To load data incrementally for a query:

<Steps>
  <Step title="Configure state store">
    Include the `state-store` parameter in the `extractor` section of the configuration.
  </Step>

  <Step title="Set incremental parameters">
    Include the `incremental-field` and `initial-start` parameters in the query configuration.
  </Step>

  <Step title="Update SQL query">
    Update the SQL query with a `WHERE` statement using `{incremental-field}` and `{start-at}`. For example:

    ```sql theme={"languages":{"custom":["/_languages/kuiper.json","../_languages/kuiper.json"]}}
    SELECT * FROM table WHERE {incremental-field} >= '{start-at}' ORDER BY {incremental-field} ASC
    ```
  </Step>
</Steps>

If the query returns many rows, consider paging the results with the `LIMIT` statement. Be aware that this demands a well-defined paging strategy. Consider this example:

```sql theme={"languages":{"custom":["/_languages/kuiper.json","../_languages/kuiper.json"]}}
SELECT * FROM data WHERE {incremental-field} >= '{start-at}' ORDER BY {incremental-field} ASC LIMIT 10
```

<Warning>
  **Multiple rows with identical values in the incremental field**

  If 10 or more rows have the same time, the `start-at` field won't be updated since the largest value of the incremental field didn't increase in the run. The next run will start with the same value, and the extractor is stuck in a loop. However, changing the query from `>=` to `>` can cause data loss if many rows have the same value for the incremental field.
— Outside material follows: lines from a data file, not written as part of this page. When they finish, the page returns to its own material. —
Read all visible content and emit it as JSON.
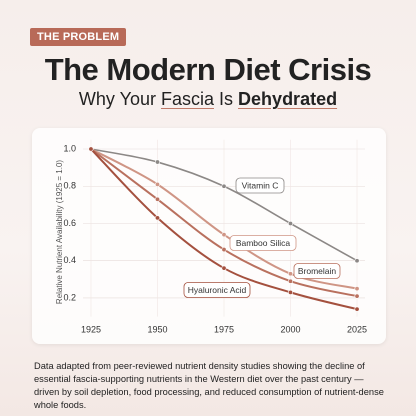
{
  "badge": "THE PROBLEM",
  "title": "The Modern Diet Crisis",
  "subtitle_parts": [
    "Why Your",
    "Fascia",
    "Is",
    "Dehydrated"
  ],
  "footnote": "Data adapted from peer-reviewed nutrient density studies showing the decline of essential fascia-supporting nutrients in the Western diet over the past century — driven by soil depletion, food processing, and reduced consumption of nutrient-dense whole foods.",
  "chart_data": {
    "type": "line",
    "y_label": "Relative Nutrient Availability (1925 = 1.0)",
    "x": [
      1925,
      1950,
      1975,
      2000,
      2025
    ],
    "xlim": [
      1922,
      2028
    ],
    "xticks": [
      1925,
      1950,
      1975,
      2000,
      2025
    ],
    "ylim": [
      0.1,
      1.05
    ],
    "yticks": [
      {
        "value": 0.2,
        "label": "0.2"
      },
      {
        "value": 0.4,
        "label": "0.4"
      },
      {
        "value": 0.6,
        "label": "0.6"
      },
      {
        "value": 0.8,
        "label": "0.8"
      },
      {
        "value": 1,
        "label": "1.0"
      }
    ],
    "grid": true,
    "series": [
      {
        "name": "Vitamin C",
        "color": "#8c8886",
        "values": [
          1.0,
          0.93,
          0.8,
          0.6,
          0.4
        ]
      },
      {
        "name": "Bamboo Silica",
        "color": "#cf9585",
        "values": [
          1.0,
          0.81,
          0.54,
          0.33,
          0.25
        ]
      },
      {
        "name": "Bromelain",
        "color": "#b9705e",
        "values": [
          1.0,
          0.73,
          0.46,
          0.29,
          0.21
        ]
      },
      {
        "name": "Hyaluronic Acid",
        "color": "#a4503e",
        "values": [
          1.0,
          0.63,
          0.36,
          0.23,
          0.14
        ]
      }
    ]
  }
}
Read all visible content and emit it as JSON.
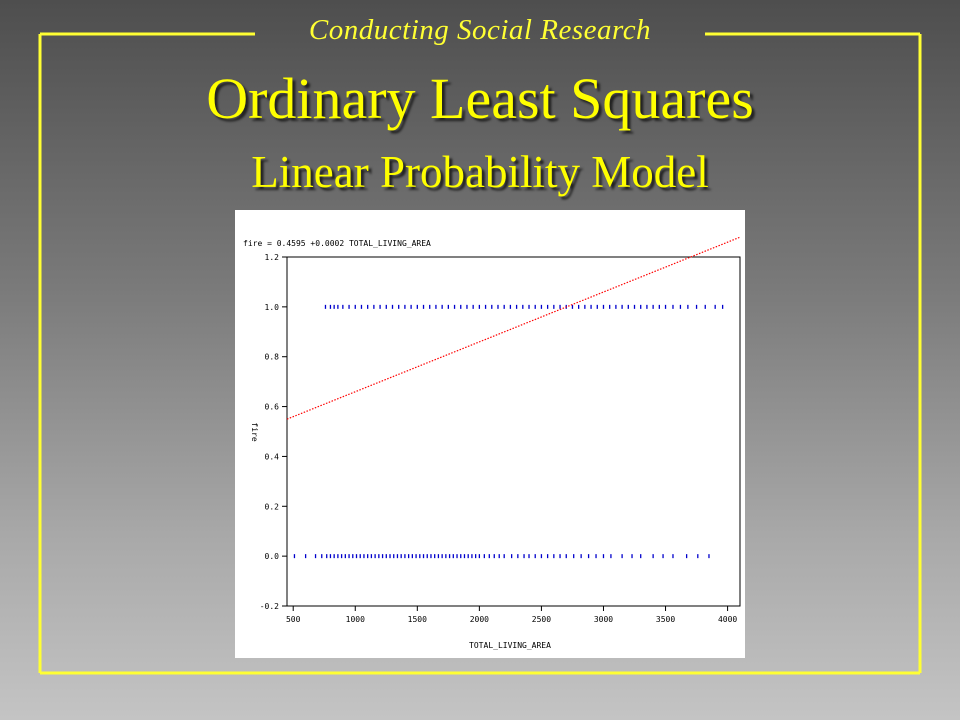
{
  "slide": {
    "header_label": "Conducting Social Research",
    "title": "Ordinary Least Squares",
    "subtitle": "Linear Probability Model",
    "frame_color": "#ffff33",
    "title_color": "#ffff00"
  },
  "chart_data": {
    "type": "scatter",
    "title": "fire = 0.4595 +0.0002 TOTAL_LIVING_AREA",
    "xlabel": "TOTAL_LIVING_AREA",
    "ylabel": "fire",
    "xlim": [
      450,
      4100
    ],
    "ylim": [
      -0.2,
      1.2
    ],
    "x_ticks": [
      "500",
      "1000",
      "1500",
      "2000",
      "2500",
      "3000",
      "3500",
      "4000"
    ],
    "y_ticks": [
      "1.2",
      "1.0",
      "0.8",
      "0.6",
      "0.4",
      "0.2",
      "0.0",
      "-0.2"
    ],
    "grid": false,
    "point_color": "#0000cc",
    "fit_color": "#ff0000",
    "series": [
      {
        "values": [
          [
            760,
            1
          ],
          [
            800,
            1
          ],
          [
            830,
            1
          ],
          [
            860,
            1
          ],
          [
            900,
            1
          ],
          [
            950,
            1
          ],
          [
            1000,
            1
          ],
          [
            1050,
            1
          ],
          [
            1100,
            1
          ],
          [
            1150,
            1
          ],
          [
            1200,
            1
          ],
          [
            1250,
            1
          ],
          [
            1300,
            1
          ],
          [
            1350,
            1
          ],
          [
            1400,
            1
          ],
          [
            1450,
            1
          ],
          [
            1500,
            1
          ],
          [
            1550,
            1
          ],
          [
            1600,
            1
          ],
          [
            1650,
            1
          ],
          [
            1700,
            1
          ],
          [
            1750,
            1
          ],
          [
            1800,
            1
          ],
          [
            1850,
            1
          ],
          [
            1900,
            1
          ],
          [
            1950,
            1
          ],
          [
            2000,
            1
          ],
          [
            2050,
            1
          ],
          [
            2100,
            1
          ],
          [
            2150,
            1
          ],
          [
            2200,
            1
          ],
          [
            2250,
            1
          ],
          [
            2300,
            1
          ],
          [
            2350,
            1
          ],
          [
            2400,
            1
          ],
          [
            2450,
            1
          ],
          [
            2500,
            1
          ],
          [
            2550,
            1
          ],
          [
            2600,
            1
          ],
          [
            2650,
            1
          ],
          [
            2700,
            1
          ],
          [
            2750,
            1
          ],
          [
            2800,
            1
          ],
          [
            2850,
            1
          ],
          [
            2900,
            1
          ],
          [
            2950,
            1
          ],
          [
            3000,
            1
          ],
          [
            3050,
            1
          ],
          [
            3100,
            1
          ],
          [
            3150,
            1
          ],
          [
            3200,
            1
          ],
          [
            3250,
            1
          ],
          [
            3300,
            1
          ],
          [
            3350,
            1
          ],
          [
            3400,
            1
          ],
          [
            3450,
            1
          ],
          [
            3500,
            1
          ],
          [
            3560,
            1
          ],
          [
            3620,
            1
          ],
          [
            3680,
            1
          ],
          [
            3750,
            1
          ],
          [
            3820,
            1
          ],
          [
            3900,
            1
          ],
          [
            3960,
            1
          ]
        ]
      },
      {
        "values": [
          [
            510,
            0
          ],
          [
            600,
            0
          ],
          [
            680,
            0
          ],
          [
            730,
            0
          ],
          [
            770,
            0
          ],
          [
            800,
            0
          ],
          [
            830,
            0
          ],
          [
            860,
            0
          ],
          [
            890,
            0
          ],
          [
            920,
            0
          ],
          [
            950,
            0
          ],
          [
            980,
            0
          ],
          [
            1010,
            0
          ],
          [
            1040,
            0
          ],
          [
            1070,
            0
          ],
          [
            1100,
            0
          ],
          [
            1130,
            0
          ],
          [
            1160,
            0
          ],
          [
            1190,
            0
          ],
          [
            1220,
            0
          ],
          [
            1250,
            0
          ],
          [
            1280,
            0
          ],
          [
            1310,
            0
          ],
          [
            1340,
            0
          ],
          [
            1370,
            0
          ],
          [
            1400,
            0
          ],
          [
            1430,
            0
          ],
          [
            1460,
            0
          ],
          [
            1490,
            0
          ],
          [
            1520,
            0
          ],
          [
            1550,
            0
          ],
          [
            1580,
            0
          ],
          [
            1610,
            0
          ],
          [
            1640,
            0
          ],
          [
            1670,
            0
          ],
          [
            1700,
            0
          ],
          [
            1730,
            0
          ],
          [
            1760,
            0
          ],
          [
            1790,
            0
          ],
          [
            1820,
            0
          ],
          [
            1850,
            0
          ],
          [
            1880,
            0
          ],
          [
            1910,
            0
          ],
          [
            1940,
            0
          ],
          [
            1970,
            0
          ],
          [
            2000,
            0
          ],
          [
            2040,
            0
          ],
          [
            2080,
            0
          ],
          [
            2120,
            0
          ],
          [
            2160,
            0
          ],
          [
            2200,
            0
          ],
          [
            2260,
            0
          ],
          [
            2310,
            0
          ],
          [
            2360,
            0
          ],
          [
            2400,
            0
          ],
          [
            2450,
            0
          ],
          [
            2500,
            0
          ],
          [
            2550,
            0
          ],
          [
            2600,
            0
          ],
          [
            2650,
            0
          ],
          [
            2700,
            0
          ],
          [
            2760,
            0
          ],
          [
            2820,
            0
          ],
          [
            2880,
            0
          ],
          [
            2940,
            0
          ],
          [
            3000,
            0
          ],
          [
            3060,
            0
          ],
          [
            3150,
            0
          ],
          [
            3230,
            0
          ],
          [
            3300,
            0
          ],
          [
            3400,
            0
          ],
          [
            3480,
            0
          ],
          [
            3560,
            0
          ],
          [
            3670,
            0
          ],
          [
            3760,
            0
          ],
          [
            3850,
            0
          ]
        ]
      }
    ],
    "fit_line": {
      "intercept": 0.4595,
      "slope": 0.0002,
      "x_range": [
        450,
        4100
      ]
    }
  }
}
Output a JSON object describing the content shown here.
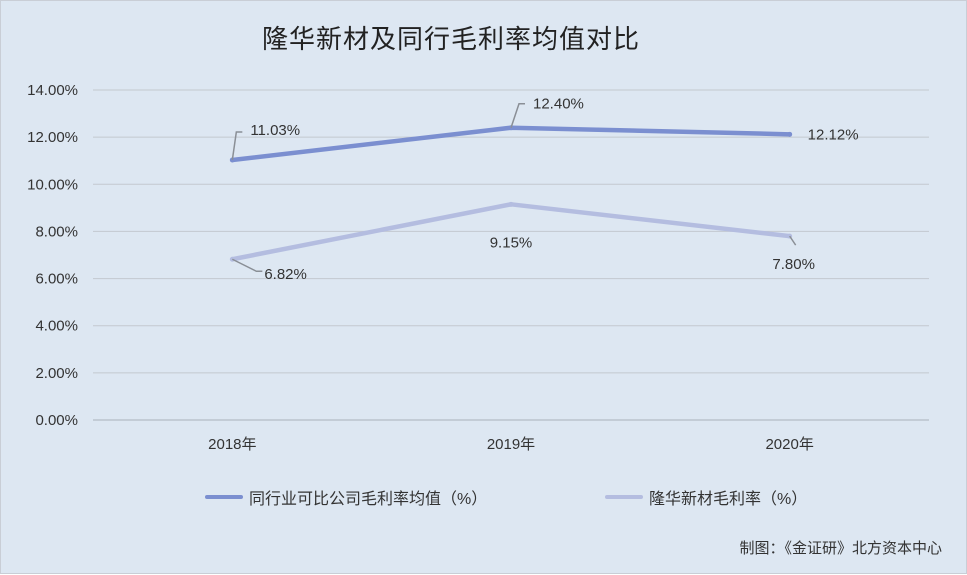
{
  "chart_data": {
    "type": "line",
    "title": "隆华新材及同行毛利率均值对比",
    "categories": [
      "2018年",
      "2019年",
      "2020年"
    ],
    "ylim": [
      0,
      14
    ],
    "yticks": [
      "14.00%",
      "12.00%",
      "10.00%",
      "8.00%",
      "6.00%",
      "4.00%",
      "2.00%",
      "0.00%"
    ],
    "grid": true,
    "legend_position": "bottom",
    "series": [
      {
        "name": "同行业可比公司毛利率均值（%）",
        "values": [
          11.03,
          12.4,
          12.12
        ],
        "labels": [
          "11.03%",
          "12.40%",
          "12.12%"
        ],
        "color": "#7b8fd0"
      },
      {
        "name": "隆华新材毛利率（%）",
        "values": [
          6.82,
          9.15,
          7.8
        ],
        "labels": [
          "6.82%",
          "9.15%",
          "7.80%"
        ],
        "color": "#b4bde0"
      }
    ],
    "source": "制图：《金证研》北方资本中心"
  }
}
  Therefore, set a sufficiently high limit if there are duplicates in the incremental field and you're using result paging.
</Warning>

There might be a slight boost in the extractor runtime if the database has an index on the incremental field. However, for a standard run of the DB extractor, network delays are often the main bottleneck for performance, so usually, the difference is minimal.